GENERAL INFORMATION ABOUT CROWDFUNDING
Crowdfunding is defined as "the activity or process of raising money from a large number of people, typically through a website, as for a project or small business" (dictionary.com). Specifically, donation-based crowdfunding "involves backers donating varying sums of money to support a specific cause or project. ... [T]he pledge is essentially a donation" (lexicon.ft.com).
The two other main types of crowdfunding are reward-based crowdfunding, where backers, or contributors, receive a good or service in return for their payment, and equity-based crowdfunding, where backers receive equity in return for their payment. In donation-based crowdfunding, backers typically receive nothing in return for their contribution.

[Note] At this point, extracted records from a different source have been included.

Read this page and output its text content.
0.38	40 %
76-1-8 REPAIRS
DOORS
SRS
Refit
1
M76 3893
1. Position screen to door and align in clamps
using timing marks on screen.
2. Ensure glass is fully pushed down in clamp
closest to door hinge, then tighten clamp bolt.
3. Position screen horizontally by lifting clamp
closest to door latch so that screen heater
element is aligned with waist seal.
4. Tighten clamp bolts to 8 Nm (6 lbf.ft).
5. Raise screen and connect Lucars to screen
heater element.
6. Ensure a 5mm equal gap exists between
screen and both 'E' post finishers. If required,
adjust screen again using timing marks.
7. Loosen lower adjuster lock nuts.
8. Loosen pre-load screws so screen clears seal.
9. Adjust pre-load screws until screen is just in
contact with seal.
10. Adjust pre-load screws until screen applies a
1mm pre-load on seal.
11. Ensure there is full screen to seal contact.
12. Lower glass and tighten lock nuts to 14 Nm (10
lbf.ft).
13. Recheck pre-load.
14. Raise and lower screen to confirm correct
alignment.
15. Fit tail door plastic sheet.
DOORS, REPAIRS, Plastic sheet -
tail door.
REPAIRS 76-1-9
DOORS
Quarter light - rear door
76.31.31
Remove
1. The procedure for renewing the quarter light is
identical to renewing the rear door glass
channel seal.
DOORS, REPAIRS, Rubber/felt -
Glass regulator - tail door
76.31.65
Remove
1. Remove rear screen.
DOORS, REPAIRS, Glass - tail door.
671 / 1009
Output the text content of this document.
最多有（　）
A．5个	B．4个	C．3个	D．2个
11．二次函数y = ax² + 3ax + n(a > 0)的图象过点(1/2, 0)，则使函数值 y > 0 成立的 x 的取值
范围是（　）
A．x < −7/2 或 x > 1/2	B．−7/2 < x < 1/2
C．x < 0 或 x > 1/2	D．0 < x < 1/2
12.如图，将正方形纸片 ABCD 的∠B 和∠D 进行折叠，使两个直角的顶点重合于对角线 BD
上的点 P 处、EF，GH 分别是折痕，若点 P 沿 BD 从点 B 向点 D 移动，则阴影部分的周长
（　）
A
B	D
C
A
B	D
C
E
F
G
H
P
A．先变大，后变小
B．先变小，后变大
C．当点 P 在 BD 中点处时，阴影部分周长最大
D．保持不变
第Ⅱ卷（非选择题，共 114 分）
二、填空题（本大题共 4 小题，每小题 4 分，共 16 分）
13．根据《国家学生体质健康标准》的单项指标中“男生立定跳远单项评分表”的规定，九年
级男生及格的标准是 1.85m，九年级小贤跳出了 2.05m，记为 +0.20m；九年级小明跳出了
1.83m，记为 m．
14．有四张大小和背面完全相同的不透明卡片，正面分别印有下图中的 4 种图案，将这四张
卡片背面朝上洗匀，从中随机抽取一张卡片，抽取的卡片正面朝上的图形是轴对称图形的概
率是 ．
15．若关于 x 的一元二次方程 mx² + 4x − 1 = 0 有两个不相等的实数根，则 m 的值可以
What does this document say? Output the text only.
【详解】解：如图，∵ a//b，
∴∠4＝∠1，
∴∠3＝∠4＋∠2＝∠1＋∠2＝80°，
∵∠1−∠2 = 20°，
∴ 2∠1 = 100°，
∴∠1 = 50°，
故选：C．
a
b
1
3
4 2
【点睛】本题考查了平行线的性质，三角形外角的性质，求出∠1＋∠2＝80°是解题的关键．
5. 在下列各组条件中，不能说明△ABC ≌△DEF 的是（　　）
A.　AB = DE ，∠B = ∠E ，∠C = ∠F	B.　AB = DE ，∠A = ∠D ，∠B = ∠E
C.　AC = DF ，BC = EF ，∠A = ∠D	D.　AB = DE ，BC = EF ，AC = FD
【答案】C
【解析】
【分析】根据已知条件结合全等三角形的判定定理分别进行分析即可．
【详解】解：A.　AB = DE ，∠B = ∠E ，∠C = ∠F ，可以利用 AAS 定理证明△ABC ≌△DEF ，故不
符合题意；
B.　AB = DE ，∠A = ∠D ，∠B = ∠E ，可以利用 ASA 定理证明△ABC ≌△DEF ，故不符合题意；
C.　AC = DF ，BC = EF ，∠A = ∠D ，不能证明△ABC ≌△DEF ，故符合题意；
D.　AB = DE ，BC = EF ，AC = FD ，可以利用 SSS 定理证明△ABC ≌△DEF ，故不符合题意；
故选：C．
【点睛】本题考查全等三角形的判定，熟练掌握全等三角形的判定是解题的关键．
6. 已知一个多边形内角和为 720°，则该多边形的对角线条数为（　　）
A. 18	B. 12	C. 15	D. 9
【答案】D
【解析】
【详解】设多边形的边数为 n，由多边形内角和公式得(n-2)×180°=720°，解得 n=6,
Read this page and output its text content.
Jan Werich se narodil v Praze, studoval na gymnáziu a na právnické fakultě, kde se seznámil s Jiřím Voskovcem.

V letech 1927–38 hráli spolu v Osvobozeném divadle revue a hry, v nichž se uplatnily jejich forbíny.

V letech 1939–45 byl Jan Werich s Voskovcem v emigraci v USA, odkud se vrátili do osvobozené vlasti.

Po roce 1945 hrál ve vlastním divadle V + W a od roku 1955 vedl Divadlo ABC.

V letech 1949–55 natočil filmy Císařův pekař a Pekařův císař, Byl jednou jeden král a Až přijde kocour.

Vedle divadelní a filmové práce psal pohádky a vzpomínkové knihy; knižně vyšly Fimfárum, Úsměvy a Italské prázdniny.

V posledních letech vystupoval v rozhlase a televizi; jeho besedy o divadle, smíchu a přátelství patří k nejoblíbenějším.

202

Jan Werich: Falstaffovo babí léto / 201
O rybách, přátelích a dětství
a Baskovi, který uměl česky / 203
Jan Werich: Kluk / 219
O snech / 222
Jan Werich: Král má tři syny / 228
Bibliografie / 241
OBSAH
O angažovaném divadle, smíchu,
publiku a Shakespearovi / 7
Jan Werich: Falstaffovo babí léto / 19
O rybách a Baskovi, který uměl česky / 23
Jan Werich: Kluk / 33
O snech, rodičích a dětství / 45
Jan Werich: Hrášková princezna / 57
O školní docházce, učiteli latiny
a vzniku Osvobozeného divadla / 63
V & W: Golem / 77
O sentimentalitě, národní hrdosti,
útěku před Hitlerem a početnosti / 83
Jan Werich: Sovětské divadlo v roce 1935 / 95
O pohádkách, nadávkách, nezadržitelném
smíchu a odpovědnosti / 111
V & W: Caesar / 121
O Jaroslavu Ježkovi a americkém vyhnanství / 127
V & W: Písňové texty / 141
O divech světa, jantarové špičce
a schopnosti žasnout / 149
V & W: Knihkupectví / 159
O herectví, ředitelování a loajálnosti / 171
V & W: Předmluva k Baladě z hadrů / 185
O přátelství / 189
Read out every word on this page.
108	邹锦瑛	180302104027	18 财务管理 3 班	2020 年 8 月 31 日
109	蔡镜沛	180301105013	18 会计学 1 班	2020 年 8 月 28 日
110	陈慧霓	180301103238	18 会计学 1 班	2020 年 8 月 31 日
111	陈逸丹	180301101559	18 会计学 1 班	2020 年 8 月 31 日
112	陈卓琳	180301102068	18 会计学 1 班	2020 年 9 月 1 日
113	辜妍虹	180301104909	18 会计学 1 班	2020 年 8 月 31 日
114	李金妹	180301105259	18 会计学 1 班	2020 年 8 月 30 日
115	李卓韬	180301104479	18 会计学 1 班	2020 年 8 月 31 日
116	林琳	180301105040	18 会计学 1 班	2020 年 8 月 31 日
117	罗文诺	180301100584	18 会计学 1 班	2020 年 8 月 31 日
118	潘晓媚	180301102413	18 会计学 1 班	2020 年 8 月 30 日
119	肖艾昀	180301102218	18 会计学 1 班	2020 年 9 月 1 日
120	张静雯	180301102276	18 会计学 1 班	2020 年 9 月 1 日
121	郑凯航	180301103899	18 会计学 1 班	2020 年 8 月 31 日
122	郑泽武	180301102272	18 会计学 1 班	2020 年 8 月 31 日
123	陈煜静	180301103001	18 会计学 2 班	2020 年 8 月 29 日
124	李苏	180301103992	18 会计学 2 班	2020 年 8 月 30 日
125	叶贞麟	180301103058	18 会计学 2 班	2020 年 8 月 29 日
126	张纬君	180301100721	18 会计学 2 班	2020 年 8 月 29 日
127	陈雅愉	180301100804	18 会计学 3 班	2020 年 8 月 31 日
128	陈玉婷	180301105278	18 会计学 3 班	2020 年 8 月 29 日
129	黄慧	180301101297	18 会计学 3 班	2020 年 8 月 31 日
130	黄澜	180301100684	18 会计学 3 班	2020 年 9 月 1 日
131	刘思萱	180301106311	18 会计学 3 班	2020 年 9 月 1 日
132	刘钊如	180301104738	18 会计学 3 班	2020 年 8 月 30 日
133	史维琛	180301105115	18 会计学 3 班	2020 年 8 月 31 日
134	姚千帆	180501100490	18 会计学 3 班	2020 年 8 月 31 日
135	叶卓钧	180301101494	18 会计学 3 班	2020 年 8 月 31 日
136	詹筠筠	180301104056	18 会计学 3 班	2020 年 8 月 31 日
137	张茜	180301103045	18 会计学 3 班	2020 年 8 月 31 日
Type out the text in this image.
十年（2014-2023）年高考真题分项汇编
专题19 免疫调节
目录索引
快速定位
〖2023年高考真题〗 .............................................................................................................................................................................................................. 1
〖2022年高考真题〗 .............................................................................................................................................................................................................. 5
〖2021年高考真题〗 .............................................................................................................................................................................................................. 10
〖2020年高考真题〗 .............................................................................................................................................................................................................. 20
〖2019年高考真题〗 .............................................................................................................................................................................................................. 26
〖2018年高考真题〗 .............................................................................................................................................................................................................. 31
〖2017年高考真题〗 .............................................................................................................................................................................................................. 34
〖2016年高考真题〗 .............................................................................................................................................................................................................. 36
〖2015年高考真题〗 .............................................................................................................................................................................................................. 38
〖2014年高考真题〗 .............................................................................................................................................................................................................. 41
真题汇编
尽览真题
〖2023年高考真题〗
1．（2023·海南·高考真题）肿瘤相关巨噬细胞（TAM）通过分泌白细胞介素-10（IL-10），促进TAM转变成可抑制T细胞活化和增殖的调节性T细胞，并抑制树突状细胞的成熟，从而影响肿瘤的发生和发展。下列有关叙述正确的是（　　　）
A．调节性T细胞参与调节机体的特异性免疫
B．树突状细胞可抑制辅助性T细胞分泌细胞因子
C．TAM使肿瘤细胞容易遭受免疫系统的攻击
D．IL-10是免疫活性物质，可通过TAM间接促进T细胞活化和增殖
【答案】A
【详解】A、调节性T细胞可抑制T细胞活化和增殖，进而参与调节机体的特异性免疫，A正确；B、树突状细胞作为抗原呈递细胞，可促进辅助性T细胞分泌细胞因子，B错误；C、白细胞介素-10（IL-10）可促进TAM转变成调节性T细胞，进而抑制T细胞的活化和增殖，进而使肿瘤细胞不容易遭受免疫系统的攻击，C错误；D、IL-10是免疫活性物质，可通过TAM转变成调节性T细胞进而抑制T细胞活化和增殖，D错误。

GoFundMe, which claimed more than 50 million donors and more than $5 billion in total fundraising as of late 2017, specializes in donation-based crowdfunding, "enabling people to raise money for personal causes and life events" ("About Us" and press release, Jan. 13, 2015, gofundme.com). People use these campaigns to raise money for personal or social causes, from contributing to the cost of building a school in Somalia to helping to send someone's child to summer camp. Often, they are set up by friends and family members of the campaign beneficiary. One of GoFundMe's largest campaigns to date was set up to aid victims of the October 2017 mass shooting in Las Vegas. In its first 15 days, this appeal raised more than $10.8 million.
The IRS has issued little guidance in this area, leaving campaigners, taxpayers, and tax preparers concerned. The IRS did issue Information Letter 2016-0036 on June 24, 2016, although it pertains primarily to equity- or reward-based fundraising and constructive receipt of income. And, as the document states, information letters are not designed to address a specific set of facts but to provide general information.
Sec. 61 states that "gross income means all income from whatever source derived," unless specifically excepted. Statutory exceptions include the value of property acquired by gift (Sec. 102). A gift is given from " 'detached and disinterested generosity,' ... 'out of affection, respect, admiration, charity, or like impulses,' " and not from " 'any moral or legal duty,' or from 'the incentive of anticipated benefit,' " or "in return for services rendered" (Duberstein, 363 U.S. 278, 285 (1960) (internal citations omitted)). Depending on how a donation-based crowdfunding campaign is set up, amounts raised may qualify for gift treatment.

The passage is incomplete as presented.